Christina looked up. In the past six hours she’d been through every fairy tale and nursery rhyme in the house. Cinderella, Snow White, Rumpelstiltskin, they all lived happily ever after. Babar, Alice, Toad of Toad Hall, life a bowl of cherries. Then there was Jack — Jack of the beanstalk, Jack of Jill, Jack the housebuilder and Jack the candlestick jumper — and Humpty Dumpty, Wee Willie Winkie and poor Cock Robin. “Have they found him yet?” her mother asked.
Slowly, reverently, as if it were part of some ritual, Christina closed the book in her lap. Her mother was standing there before her, tanned from her month on the stony shingle of Lake St. Catherine, her hair newly done and a look of permanent anguish on her face. Found him? What she wanted to know was who killed Cock Robin.
Her mother’s voice came back at her: “Is he all right?’

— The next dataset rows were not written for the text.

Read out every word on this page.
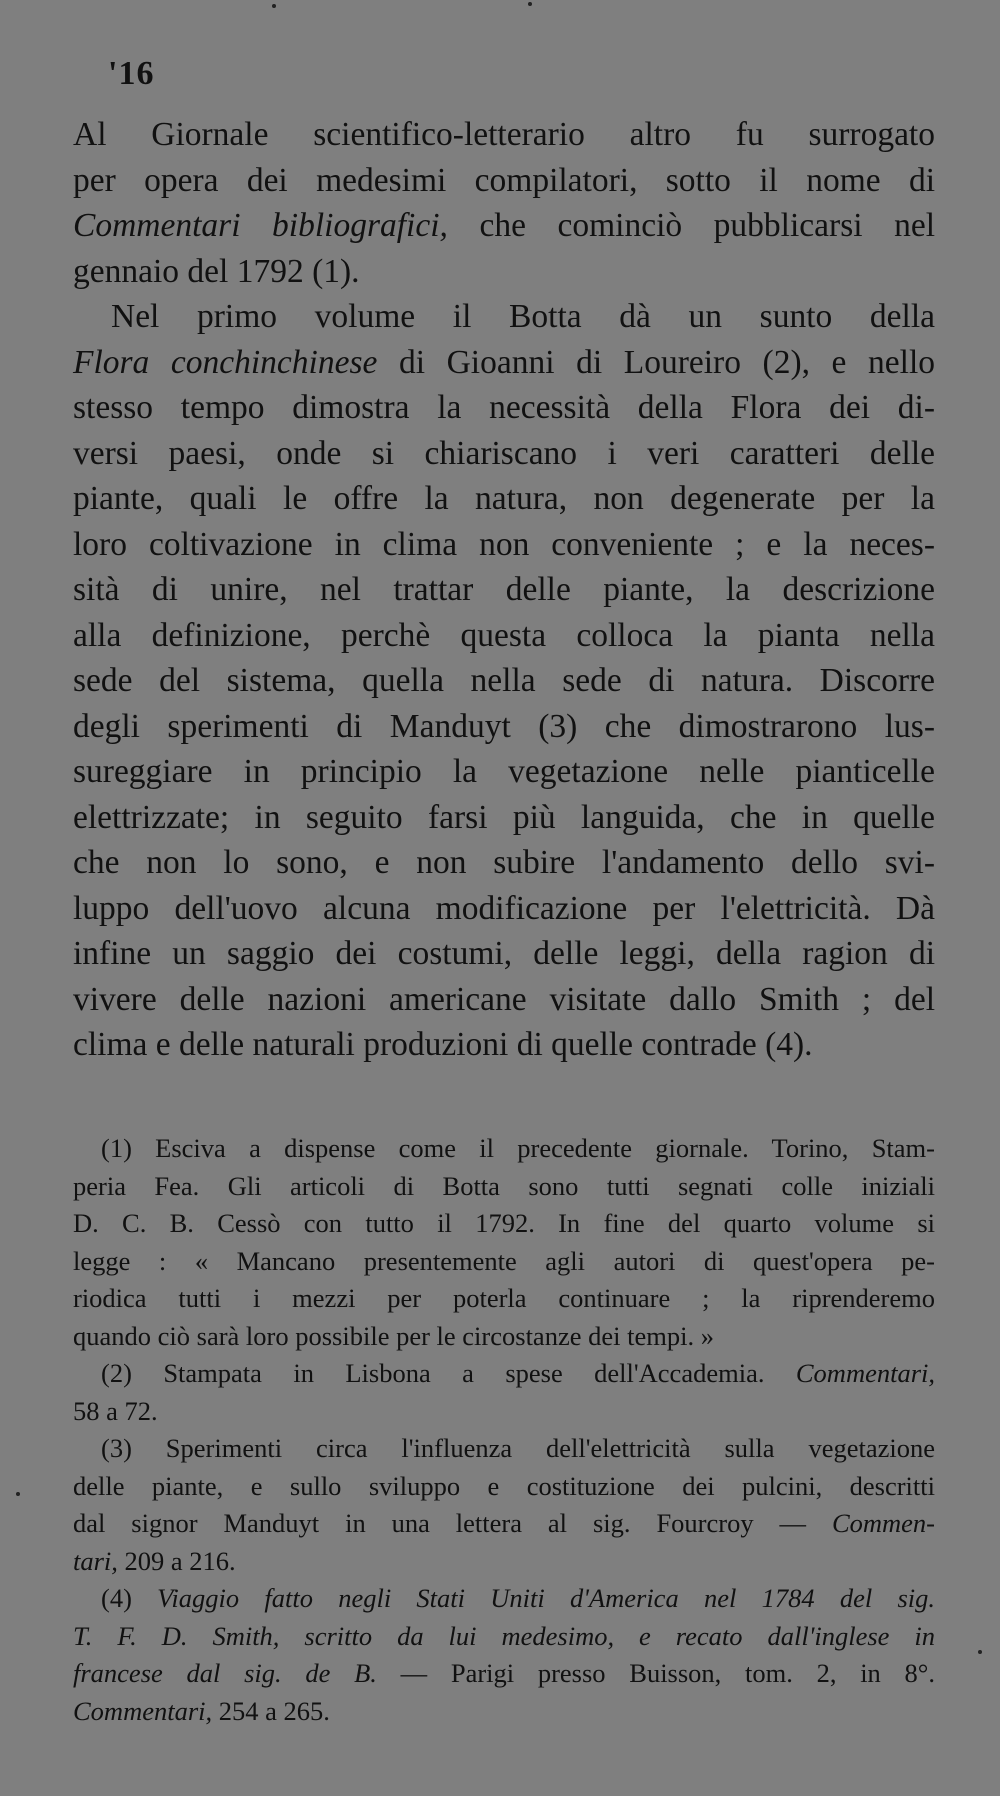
'16
Al Giornale scientifico-letterario altro fu surrogato
per opera dei medesimi compilatori, sotto il nome di
Commentari bibliografici, che cominciò pubblicarsi nel
gennaio del 1792 (1).
Nel primo volume il Botta dà un sunto della
Flora conchinchinese di Gioanni di Loureiro (2), e nello
stesso tempo dimostra la necessità della Flora dei di-
versi paesi, onde si chiariscano i veri caratteri delle
piante, quali le offre la natura, non degenerate per la
loro coltivazione in clima non conveniente ; e la neces-
sità di unire, nel trattar delle piante, la descrizione
alla definizione, perchè questa colloca la pianta nella
sede del sistema, quella nella sede di natura. Discorre
degli sperimenti di Manduyt (3) che dimostrarono lus-
sureggiare in principio la vegetazione nelle pianticelle
elettrizzate; in seguito farsi più languida, che in quelle
che non lo sono, e non subire l'andamento dello svi-
luppo dell'uovo alcuna modificazione per l'elettricità. Dà
infine un saggio dei costumi, delle leggi, della ragion di
vivere delle nazioni americane visitate dallo Smith ; del
clima e delle naturali produzioni di quelle contrade (4).
(1) Esciva a dispense come il precedente giornale. Torino, Stam-
peria Fea. Gli articoli di Botta sono tutti segnati colle iniziali
D. C. B. Cessò con tutto il 1792. In fine del quarto volume si
legge : « Mancano presentemente agli autori di quest'opera pe-
riodica tutti i mezzi per poterla continuare ; la riprenderemo
quando ciò sarà loro possibile per le circostanze dei tempi. »
(2) Stampata in Lisbona a spese dell'Accademia. Commentari,
58 a 72.
(3) Sperimenti circa l'influenza dell'elettricità sulla vegetazione
delle piante, e sullo sviluppo e costituzione dei pulcini, descritti
dal signor Manduyt in una lettera al sig. Fourcroy — Commen-
tari, 209 a 216.
(4) Viaggio fatto negli Stati Uniti d'America nel 1784 del sig.
T. F. D. Smith, scritto da lui medesimo, e recato dall'inglese in
francese dal sig. de B. — Parigi presso Buisson, tom. 2, in 8°.
Commentari, 254 a 265.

She looked up into her mother’s face, the face that had been her sun and moon, her comfort and refuge since she lay helpless in the cradle, the face that vanquished all those horrific others that infested the shadows and leered through her dreams, but all she could think of was poor Cock Robin and the birds of the air that fell a-sighing and a-sobbing when they heard the news. “They found him,” she said finally.
Her mother was unconsciously clenching and unclenching her fists, there was the rumble of a second car in the driveway, Walter murmured something in his sleep. “They found him,” she repeated. A car door slammed. She could hear her father’s footsteps on the pavement, the stoop, she could see his anxious face through the mesh of the screen.
“Yes?” her mother said.
“Yes,” she said. “He’s dead.”
He wasn’t dead, but far better that he were. By nightfall the Alvings had heard the rumors — had heard Hesh’s version, Lola’s, Lorelee Shapiro’s and Rose Pollack’s — and Christina, stretched the length of her childhood bed like a corpse laid out for embalming, finally admitted the truth. Truman had left her. Left her unprotected at the concert, left her to agonize through two sleepless days and nights, then packed up his things and left her for good. “I can’t believe it,” her mother said. Her father rose from his chair. “I’ll kill him,” he said.
There was the second concert at the end of that week, big with triumph and pared down with defeat, and then August gave way to September, with its lingering warmth and deluded butterflies, with the fullness that yields to decay. By the time the trees turned, Christina had lost twenty-two pounds. For the first time since she was fifteen she weighed less than a hundred pounds, and her mother was concerned. “Eat,” she said, “you’re wasting away to nothing. Forget him. Forget him and eat. You’ve got to keep your strength up. Think of Walter.”